Not every adult is necessarily a theologian, in the sense that they didn’t study theology. Maybe they don’t know the Summa Theologiae of St. Thomas Aquinas. That’s the norm for most Catholics. This book, even though it comes across as a comic book or graphic novel, is deep, but it’s presented in a way that’s for everybody. You don’t have to be a theologian.
I think for children, as you can tell from the art, Sam has got an incredible skill, with the way that he has illustrated this.
Right now, there are all these art forms, all these different kinds of ways of presenting that it really pops out at you — the colors, the different scenes, the way of presenting something from a different angle, like as if you’re looking from the floor up sometimes or the ceiling view.
The creativity of this book for young people is cutting-edge. It’s right up there with what is being done in the secular world.
You even include expert “witnesses” in art and words, so to speak, like Sts. Thomas Aquinas, Teresa of Ávila, Andre Bessette, Pius X and John Paul II, with their exceptional thoughts about St. Joseph. Why did you decide to add this?
For Consecration to St. Joseph, I did so much research, gathering quotes from saints and popes, that I thought it would be kind of lacking if I didn’t include this somehow in the book. So I thought, “We can have Sam draw them. I’ll supply the quotes, and we’ll get all of these great things from these great people in there.”
And it’s all scene-based: If I’m talking about the age of St. Joseph, I’ll have quotes from a particular saint on that topic.
If we’re talking about the heart of Joseph or if we’re talking about his purity, I have some great quotes from other saints.
So it really works well, as you said, to back up what I’m teaching to this family. You’ve got saints affirming it.
In several memorable scenes, you have such a friendly, personal way of enlightening the family when they ask you about devotions to St.
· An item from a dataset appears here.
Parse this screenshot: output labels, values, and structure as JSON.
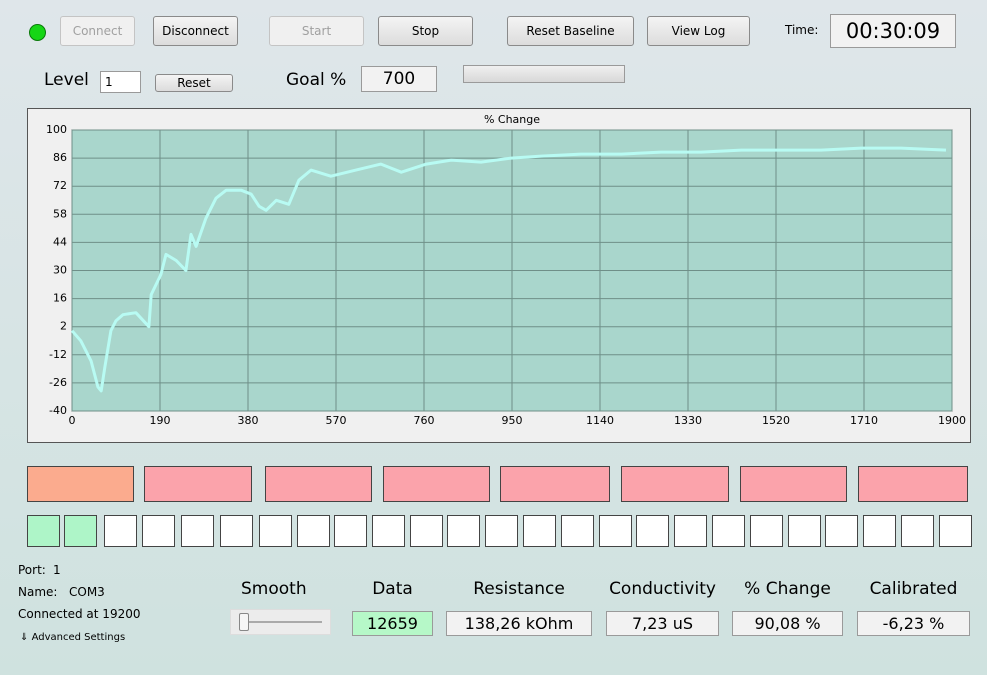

Joseph or what your favorite titles for him are. Why did you add those?
I wanted to add those because you want it to be a book that is not just read, but people will read it and maybe they are going to start up a new devotion.
Maybe they’re going to be inspired by that: “Maybe I can honor St. Joseph on Wednesday”; “maybe I could start to pray the Litany of St. Joseph on a regular basis.” So there’s the swing, and the follow through, and knock the ball out of the park with the book, to get people, especially young people, to have a devotion to him.
Why did you decide to include appearances by St. Joseph in later centuries?
I think young children are going to be fascinated by that.
They’re intrigued by those kinds of things, and that’s going to pique their interest.
All the spiritual insights should certainly inspire readers to greater devotion to St. Joseph. Do you see this book as leading readers to the Consecration to St. Joseph?
Absolutely. At the end, in the book, I actually have myself in the cartoon way letting the family know, and meaning every reader, about how they can do the other consecration programs, the regular one and the one for families and children: the regular one in Consecration to St. Joseph and the one for families and children in Consecration to St. Joseph for Children and Families.